Learn more before diving in
If you are planning to speculate on a cryptocurrency, treat this enterprise in the same way as you would any other uncertain venture. Cryptocurrencies have no value of their own and their worth is based upon what people will pay for them, so significant lurches in price both up and down can occur. The clearest display of this volatility came on 11th April 2013, when the price of Bitcoin soared wildly to over $260, before falling to $130 later in the afternoon. To find out more about how the system works, the price drivers and the level of risk, sites like IG UK are worth checking out before getting started.
Demand could push up the price
Mainstream recognition and usage are key value drivers for cryptocurrencies, but many speculators have also noted that as demand increases so will the currency’s value. Unlike banknotes, Bitcoin and others like Litecoin (LTC) are not simply printed off but are generated through a series of processes called mining. This means that they may become a relatively scarce resource – although some, like LTC, can be generated faster than others.

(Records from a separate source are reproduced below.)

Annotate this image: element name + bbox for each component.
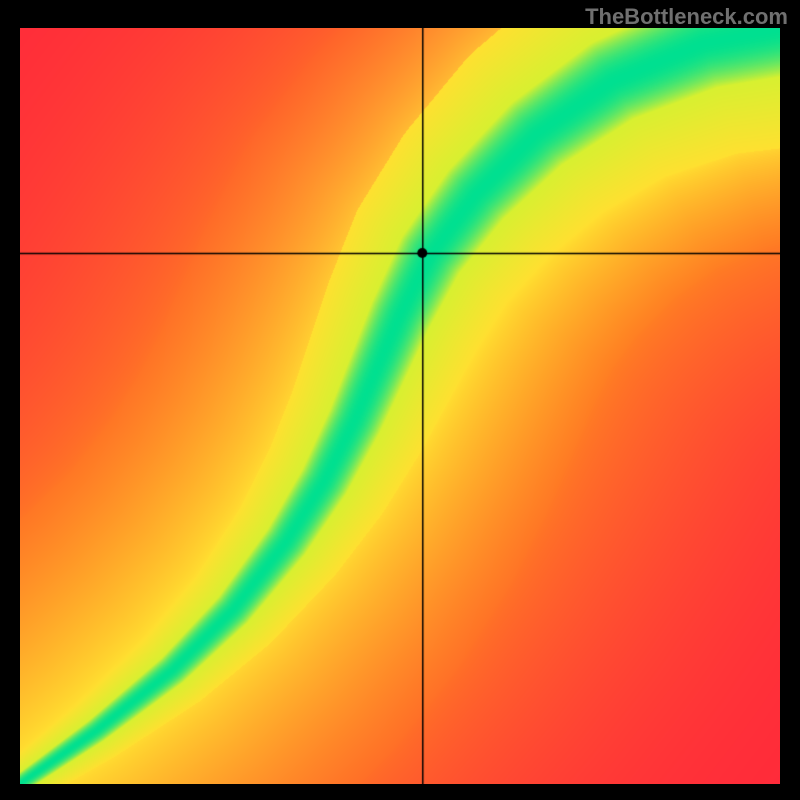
- heatmap-canvas: [20, 28, 780, 784]
- watermark-text: TheBottleneck.com: [585, 4, 788, 30]
- chart-container: TheBottleneck.com: [0, 0, 800, 800]
- heatmap-plot: [20, 28, 780, 784]
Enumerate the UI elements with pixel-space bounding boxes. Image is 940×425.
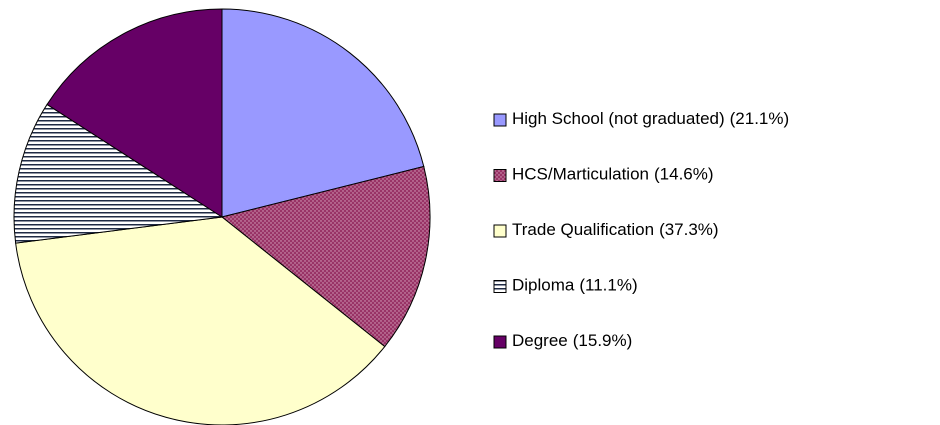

Cryptocurrencies could store value for the future
Although the online blockchain transformation is still a long way off, it is thought that when this highly secure form of payment platform does arrive, it will work best with cryptocurrencies. That’s why cryptocurrency providers Ethereum, work with blockchain technology already and have used it to create Smart Contracts, which are predicted to become big news in the near future. These coded computer protocols make contractual agreements easier to obtain and enforce, without the need for a middleman. Much like a vending machine, buyers will be able to obtain shares, property or anything else of monetary value with the click of a crypto-payment button. Whether it takes two or five years for concepts like Smart Contracts and blockchain payments to become commonplace, when they do it is cryptocurrencies which will fuel the trend.
Cryptocurrencies ride out global instability
Times of instability and political unrest are generally considered to harm the stock market. It’s worth is bound up with many well-recognised companies that rely on factors like a stable economy, dependable personnel and a solid government to function. When it comes to cryptocurrencies, however, this is not the case. These are not supported by any government and don’t rely on public services. Therefore, if your company is concerned about future political or social upheaval affecting the financial sector, cryptocurrencies could present an attractive alternative.
The time is now
Although Bitcoin is currently enjoying the lion’s share of the market, this is unlikely to last as competition from other anonymous, global cryptocurrencies accelerates. Coupled with Bitcoin’s high profile, this is causing more and more speculators to pay attention to the potential of cryptocurrencies and hand over their investment cash. Ground floor prices are certainly not on offer anymore, but growth may continue for some time yet, so if your company is interested, the time for a small leap of faith is now.